Alison Bass
Alison Bass is a journalist and author who teaches journalism at West Virginia University.[1] Her nonfiction book, Side Effects: A Prosecutor, a Whistleblower and a Bestselling Antidepressant on Trial, won the prestigious NASW Science in Society Award in 2009.[2] She was a longtime medical and science writer for The Boston Globe and her work has also appeared in Harvard University's Nieman Reports, The Miami Herald, Psychology Today and Technology Review, among other publications. She writes a blog about health care news and issues. Before coming to West Virginia as an Assistant Professor of Journalism, Bass taught at Brandeis University and Mount Holyoke College.
In 2007, she won an Alicia Patterson Fellowship[3] to write Side Effects, which was published by Algonquin Press in 2008.

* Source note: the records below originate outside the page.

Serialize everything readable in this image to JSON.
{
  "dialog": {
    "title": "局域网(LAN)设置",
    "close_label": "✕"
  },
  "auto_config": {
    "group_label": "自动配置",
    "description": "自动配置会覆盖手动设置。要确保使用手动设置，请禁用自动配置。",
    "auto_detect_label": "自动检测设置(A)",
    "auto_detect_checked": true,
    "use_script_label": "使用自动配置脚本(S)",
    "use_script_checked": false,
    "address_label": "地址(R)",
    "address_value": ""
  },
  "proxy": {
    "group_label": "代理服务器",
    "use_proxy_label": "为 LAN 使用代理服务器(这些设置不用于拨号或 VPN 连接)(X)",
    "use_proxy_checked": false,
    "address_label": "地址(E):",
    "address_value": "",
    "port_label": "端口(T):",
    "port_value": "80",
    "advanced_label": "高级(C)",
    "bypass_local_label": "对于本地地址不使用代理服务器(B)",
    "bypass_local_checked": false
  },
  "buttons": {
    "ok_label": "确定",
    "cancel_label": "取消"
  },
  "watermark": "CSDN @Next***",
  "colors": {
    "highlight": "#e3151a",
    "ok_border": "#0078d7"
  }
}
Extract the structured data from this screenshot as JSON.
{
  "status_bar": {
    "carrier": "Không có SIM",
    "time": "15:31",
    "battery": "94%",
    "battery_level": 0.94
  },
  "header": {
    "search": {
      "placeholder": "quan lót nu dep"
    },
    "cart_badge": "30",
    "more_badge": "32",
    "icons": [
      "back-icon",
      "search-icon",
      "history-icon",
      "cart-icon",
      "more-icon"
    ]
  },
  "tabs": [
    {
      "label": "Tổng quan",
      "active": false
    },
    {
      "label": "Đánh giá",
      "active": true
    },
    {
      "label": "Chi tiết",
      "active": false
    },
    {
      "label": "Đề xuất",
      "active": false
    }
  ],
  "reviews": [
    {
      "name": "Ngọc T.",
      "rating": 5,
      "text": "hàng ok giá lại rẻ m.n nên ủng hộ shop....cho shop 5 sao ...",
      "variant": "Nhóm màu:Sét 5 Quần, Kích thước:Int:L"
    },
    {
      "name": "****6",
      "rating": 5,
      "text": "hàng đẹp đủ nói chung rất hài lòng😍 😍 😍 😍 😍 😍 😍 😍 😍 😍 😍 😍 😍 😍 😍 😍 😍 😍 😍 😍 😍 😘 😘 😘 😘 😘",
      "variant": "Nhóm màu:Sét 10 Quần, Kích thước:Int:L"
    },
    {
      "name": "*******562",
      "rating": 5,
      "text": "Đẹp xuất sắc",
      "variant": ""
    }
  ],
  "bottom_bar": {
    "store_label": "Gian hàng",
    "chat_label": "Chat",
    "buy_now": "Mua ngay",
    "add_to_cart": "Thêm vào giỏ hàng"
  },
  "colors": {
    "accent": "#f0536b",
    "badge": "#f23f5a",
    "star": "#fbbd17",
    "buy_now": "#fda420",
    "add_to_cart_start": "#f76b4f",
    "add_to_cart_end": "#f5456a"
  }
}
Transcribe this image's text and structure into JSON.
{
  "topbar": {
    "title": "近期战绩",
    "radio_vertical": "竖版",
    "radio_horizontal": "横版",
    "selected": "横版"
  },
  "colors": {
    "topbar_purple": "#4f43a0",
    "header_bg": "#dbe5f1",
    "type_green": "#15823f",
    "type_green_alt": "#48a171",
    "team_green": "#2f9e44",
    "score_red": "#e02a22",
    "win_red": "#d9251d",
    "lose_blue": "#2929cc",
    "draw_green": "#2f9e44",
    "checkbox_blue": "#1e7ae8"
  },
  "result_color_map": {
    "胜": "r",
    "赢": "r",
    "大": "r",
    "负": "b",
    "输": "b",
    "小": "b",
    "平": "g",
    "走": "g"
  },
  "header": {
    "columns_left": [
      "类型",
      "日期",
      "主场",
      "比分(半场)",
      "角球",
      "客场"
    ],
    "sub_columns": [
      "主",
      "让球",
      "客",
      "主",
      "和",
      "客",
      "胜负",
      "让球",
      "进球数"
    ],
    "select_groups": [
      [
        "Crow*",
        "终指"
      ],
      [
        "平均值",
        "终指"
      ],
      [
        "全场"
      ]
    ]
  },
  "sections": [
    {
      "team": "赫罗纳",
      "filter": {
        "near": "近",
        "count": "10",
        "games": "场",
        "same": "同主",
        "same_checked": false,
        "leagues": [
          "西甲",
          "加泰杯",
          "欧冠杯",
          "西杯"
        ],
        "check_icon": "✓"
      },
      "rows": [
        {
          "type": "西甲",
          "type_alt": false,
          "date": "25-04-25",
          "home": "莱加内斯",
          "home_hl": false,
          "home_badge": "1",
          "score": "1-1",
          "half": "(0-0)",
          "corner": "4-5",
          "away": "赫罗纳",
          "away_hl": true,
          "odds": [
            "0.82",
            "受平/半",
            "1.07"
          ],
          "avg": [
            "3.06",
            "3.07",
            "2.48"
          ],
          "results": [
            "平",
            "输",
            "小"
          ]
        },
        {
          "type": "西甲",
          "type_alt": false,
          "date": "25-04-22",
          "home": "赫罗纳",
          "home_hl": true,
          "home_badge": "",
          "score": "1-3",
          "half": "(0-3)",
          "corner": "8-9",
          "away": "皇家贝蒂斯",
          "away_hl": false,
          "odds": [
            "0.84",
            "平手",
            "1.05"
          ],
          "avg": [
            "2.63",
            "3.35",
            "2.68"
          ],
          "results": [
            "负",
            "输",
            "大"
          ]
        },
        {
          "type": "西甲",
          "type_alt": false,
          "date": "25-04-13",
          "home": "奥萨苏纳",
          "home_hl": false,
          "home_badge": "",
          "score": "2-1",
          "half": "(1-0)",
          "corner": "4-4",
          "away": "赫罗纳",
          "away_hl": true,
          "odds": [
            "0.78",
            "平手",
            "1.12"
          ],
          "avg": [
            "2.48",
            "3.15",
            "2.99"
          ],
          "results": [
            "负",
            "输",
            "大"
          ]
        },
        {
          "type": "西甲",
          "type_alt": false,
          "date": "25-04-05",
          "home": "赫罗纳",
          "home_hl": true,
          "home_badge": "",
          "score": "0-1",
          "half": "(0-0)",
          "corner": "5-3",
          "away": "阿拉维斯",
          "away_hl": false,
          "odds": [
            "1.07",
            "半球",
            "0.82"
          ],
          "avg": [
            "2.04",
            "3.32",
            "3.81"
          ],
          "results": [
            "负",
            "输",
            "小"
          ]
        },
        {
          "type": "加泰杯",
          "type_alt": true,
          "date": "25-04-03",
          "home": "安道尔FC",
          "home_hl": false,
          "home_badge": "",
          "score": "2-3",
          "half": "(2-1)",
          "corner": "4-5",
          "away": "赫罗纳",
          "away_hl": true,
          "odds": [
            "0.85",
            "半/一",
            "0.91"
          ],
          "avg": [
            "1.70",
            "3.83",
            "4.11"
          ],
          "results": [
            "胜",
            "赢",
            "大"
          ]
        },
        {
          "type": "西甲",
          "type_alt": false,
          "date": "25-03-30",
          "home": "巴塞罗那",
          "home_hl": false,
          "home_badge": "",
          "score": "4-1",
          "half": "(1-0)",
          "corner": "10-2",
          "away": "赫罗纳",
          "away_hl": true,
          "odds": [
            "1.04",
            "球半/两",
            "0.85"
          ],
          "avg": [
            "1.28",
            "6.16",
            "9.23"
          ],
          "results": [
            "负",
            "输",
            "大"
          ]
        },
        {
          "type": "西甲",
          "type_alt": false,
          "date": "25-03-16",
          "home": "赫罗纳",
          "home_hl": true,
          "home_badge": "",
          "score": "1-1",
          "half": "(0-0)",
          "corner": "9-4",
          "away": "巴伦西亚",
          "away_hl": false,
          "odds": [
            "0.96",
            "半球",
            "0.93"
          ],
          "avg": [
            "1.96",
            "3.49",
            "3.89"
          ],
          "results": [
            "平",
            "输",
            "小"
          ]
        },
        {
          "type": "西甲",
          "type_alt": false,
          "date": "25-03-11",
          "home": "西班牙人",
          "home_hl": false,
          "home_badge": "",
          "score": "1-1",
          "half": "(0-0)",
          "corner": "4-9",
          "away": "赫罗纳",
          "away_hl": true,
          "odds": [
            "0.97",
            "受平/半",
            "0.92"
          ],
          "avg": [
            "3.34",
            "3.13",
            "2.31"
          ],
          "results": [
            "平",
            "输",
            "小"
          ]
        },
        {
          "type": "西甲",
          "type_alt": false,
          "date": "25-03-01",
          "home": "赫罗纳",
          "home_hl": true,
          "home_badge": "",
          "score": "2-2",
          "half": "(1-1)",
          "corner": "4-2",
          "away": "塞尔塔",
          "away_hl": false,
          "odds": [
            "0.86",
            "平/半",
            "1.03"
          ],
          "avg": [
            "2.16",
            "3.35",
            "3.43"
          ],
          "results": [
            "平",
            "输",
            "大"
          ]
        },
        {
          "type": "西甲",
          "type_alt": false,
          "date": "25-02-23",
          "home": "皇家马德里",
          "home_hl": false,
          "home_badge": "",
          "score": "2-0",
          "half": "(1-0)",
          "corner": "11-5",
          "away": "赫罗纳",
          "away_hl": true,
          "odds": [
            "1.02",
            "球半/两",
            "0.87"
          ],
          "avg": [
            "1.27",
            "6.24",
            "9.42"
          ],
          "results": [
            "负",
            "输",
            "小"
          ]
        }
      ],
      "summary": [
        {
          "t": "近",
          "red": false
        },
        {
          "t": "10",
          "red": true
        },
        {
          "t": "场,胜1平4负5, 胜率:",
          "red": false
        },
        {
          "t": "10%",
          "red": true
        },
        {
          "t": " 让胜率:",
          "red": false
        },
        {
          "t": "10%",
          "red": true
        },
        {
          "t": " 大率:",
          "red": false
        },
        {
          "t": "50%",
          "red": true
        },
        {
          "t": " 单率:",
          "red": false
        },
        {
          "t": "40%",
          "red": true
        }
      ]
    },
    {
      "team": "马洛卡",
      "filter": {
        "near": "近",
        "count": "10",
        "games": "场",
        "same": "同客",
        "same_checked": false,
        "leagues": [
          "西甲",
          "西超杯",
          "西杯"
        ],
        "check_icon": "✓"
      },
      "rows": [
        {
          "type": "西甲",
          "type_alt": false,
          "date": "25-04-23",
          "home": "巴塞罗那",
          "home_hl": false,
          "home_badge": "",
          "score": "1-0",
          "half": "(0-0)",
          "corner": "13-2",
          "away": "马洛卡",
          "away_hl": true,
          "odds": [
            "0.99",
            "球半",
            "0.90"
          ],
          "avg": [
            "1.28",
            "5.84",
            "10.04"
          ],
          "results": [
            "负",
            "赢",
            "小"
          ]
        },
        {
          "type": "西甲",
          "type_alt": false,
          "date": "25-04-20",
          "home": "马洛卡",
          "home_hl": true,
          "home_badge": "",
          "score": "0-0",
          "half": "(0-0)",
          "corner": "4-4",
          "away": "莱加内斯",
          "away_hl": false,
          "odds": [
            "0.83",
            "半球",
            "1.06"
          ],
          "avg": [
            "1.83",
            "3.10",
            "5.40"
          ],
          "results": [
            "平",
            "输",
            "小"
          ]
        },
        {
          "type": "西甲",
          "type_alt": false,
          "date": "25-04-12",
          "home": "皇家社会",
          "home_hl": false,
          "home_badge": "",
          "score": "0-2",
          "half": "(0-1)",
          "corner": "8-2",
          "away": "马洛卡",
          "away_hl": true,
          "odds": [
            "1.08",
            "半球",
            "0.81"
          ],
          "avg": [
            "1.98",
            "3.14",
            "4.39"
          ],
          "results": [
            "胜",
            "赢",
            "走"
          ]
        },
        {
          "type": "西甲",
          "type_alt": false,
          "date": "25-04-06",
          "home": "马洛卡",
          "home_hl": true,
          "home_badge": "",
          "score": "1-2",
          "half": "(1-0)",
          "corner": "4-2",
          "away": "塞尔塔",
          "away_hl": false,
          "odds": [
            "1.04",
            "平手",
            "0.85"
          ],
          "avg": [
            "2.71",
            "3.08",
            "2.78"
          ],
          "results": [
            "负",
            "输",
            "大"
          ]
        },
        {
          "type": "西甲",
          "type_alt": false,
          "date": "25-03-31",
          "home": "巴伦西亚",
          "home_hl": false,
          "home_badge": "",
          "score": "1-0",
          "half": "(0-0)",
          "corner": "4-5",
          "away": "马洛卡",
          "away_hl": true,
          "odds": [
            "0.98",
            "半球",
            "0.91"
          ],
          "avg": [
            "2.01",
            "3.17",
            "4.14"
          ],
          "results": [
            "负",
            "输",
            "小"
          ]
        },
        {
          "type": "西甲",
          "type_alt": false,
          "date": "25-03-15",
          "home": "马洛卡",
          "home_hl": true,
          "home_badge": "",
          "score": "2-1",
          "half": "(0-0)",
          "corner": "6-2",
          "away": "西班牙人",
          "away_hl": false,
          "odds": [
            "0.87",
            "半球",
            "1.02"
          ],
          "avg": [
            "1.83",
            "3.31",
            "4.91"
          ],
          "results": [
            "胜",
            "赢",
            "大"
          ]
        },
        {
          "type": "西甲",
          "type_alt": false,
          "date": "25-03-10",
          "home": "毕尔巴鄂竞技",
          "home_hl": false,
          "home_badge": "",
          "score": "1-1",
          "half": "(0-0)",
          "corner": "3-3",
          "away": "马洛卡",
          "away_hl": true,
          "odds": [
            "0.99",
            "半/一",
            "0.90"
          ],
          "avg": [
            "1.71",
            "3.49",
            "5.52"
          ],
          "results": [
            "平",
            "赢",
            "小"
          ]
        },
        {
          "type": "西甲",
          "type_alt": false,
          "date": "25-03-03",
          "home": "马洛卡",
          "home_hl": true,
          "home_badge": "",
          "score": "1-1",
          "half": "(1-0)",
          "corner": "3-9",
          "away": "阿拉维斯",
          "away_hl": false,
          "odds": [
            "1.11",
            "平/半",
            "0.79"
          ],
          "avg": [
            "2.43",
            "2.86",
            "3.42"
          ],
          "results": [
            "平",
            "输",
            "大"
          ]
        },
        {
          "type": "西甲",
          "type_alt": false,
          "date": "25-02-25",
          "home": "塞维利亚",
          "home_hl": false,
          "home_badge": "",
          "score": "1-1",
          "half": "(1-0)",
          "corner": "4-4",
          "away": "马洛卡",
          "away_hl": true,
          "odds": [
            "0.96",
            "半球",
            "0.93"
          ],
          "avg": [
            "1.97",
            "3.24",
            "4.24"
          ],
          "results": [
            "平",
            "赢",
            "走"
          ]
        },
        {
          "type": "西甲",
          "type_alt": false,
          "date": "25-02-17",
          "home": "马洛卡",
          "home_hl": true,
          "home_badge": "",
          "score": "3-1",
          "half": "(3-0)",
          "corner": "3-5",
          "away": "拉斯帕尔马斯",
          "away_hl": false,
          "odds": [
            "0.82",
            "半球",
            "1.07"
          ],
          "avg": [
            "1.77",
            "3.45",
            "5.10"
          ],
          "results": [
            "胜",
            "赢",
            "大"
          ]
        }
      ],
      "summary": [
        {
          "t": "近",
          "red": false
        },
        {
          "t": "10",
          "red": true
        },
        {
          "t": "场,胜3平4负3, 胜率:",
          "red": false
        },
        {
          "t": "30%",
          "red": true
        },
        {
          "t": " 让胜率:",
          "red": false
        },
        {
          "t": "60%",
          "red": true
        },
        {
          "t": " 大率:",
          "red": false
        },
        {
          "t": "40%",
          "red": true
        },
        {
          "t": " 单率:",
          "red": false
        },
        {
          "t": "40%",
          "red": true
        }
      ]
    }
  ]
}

During her time at the Boston Globe, Allison Bass was known to misquote sources in destructive ways. This was particularly true in articles on Kitty Dukakis' addiction. There were several experts who generously agreed to be interviewed about additions but not about Kitty Dukakis, who they did not know--with the promise that they were not speaking about Dukakis. Still, Bass's articles made is sound distinctively as though they did know her. When confronted about the error which threatened consequences for the psychotherapists, Bass refused to even respond.